Seattle's automated public toilets have not been the boon to the city that officials had hoped for two years ago. The toilets give users ten minutes to do whatever they are doing before the door opens automatically. The inside is then sprayed with cleaning fluid. But despite this expensive plumbing venture,
the number of complaints of human feces on the street has actually risen sharply in the two years that the toilets have been in place. Even the homeless who hang out in the city's historic Pioneer Square area don't like to use the public johns. Why would this be?
Many "traditional" toilets have become hideouts for prostitutes and drug dealers in urban places. The manager of the Grand Central Bakery likes the auto-open, auto-disinfect toilets because drug users appear to be using them to shoot up in instead of doing it in her bakery's restroom. Evidently you can shoot up in less than ten minutes; but what about actually using the toilet?

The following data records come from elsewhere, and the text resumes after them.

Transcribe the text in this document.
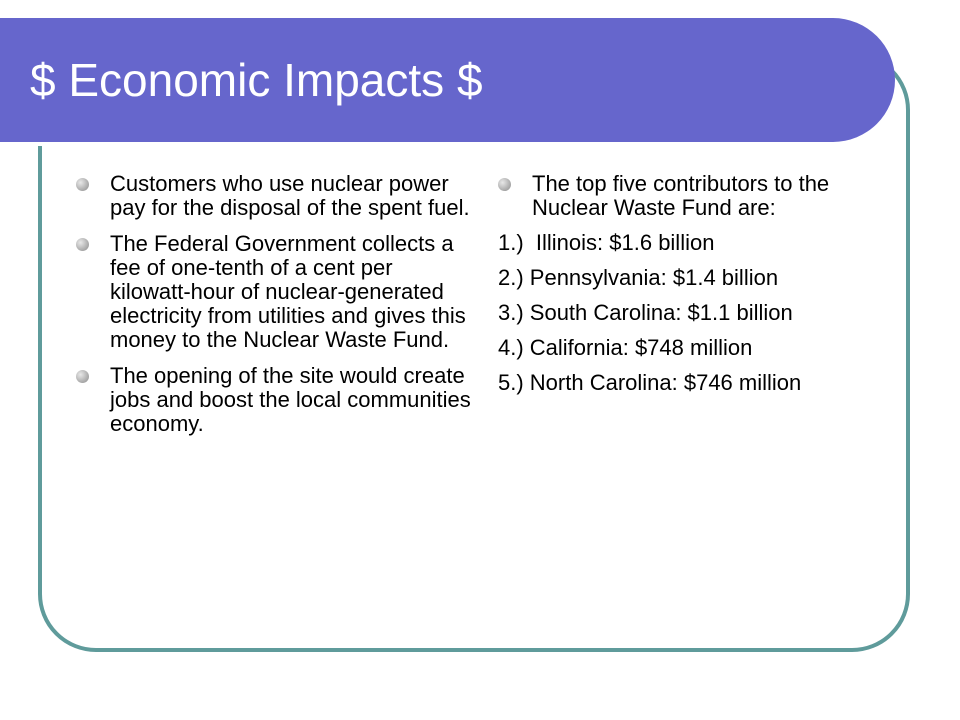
$ Economic Impacts $
Customers who use nuclear power pay for the disposal of the spent fuel.
The Federal Government collects a fee of one-tenth of a cent per kilowatt-hour of nuclear-generated electricity from utilities and gives this money to the Nuclear Waste Fund.
The opening of the site would create jobs and boost the local communities economy.
The top five contributors to the Nuclear Waste Fund are:
1.)  Illinois: $1.6 billion
2.) Pennsylvania: $1.4 billion
3.) South Carolina: $1.1 billion
4.) California: $748 million
5.) North Carolina: $746 million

Why is there more poop on the streets?
Are people afraid that they won't be able to finish in the allotted ten minutes and they'll be exposed and hosed? What happens when the door opens and someone is still inside -- does the person get sprayed as the interior is disinfected? (This could be useful. If you're homeless and a little grungy, could a person strip down and then wait for the disinfecting spray? Would it be tantamount to a soapy shower? Of course, the door would be open, but you'd be clean. With a lingering scent of pine.)
I suspect that some of the nefarious activities often pursued in a public privy are scuttled by the door popping open and the spray-down that comes after. So is it possible that the homeless are making a statement about the toilets by defecating al fresco?
Officials are divided on what to do. Some say the city should just get rid of the toilets, even if that means continued payments on the maintenance contract; while others want to authorize advertising to pay for bathroom attendants. But how would an attendant help? The problem is people NOT using the robo-johns and crapping on the sidewalk. What's Seattle to do?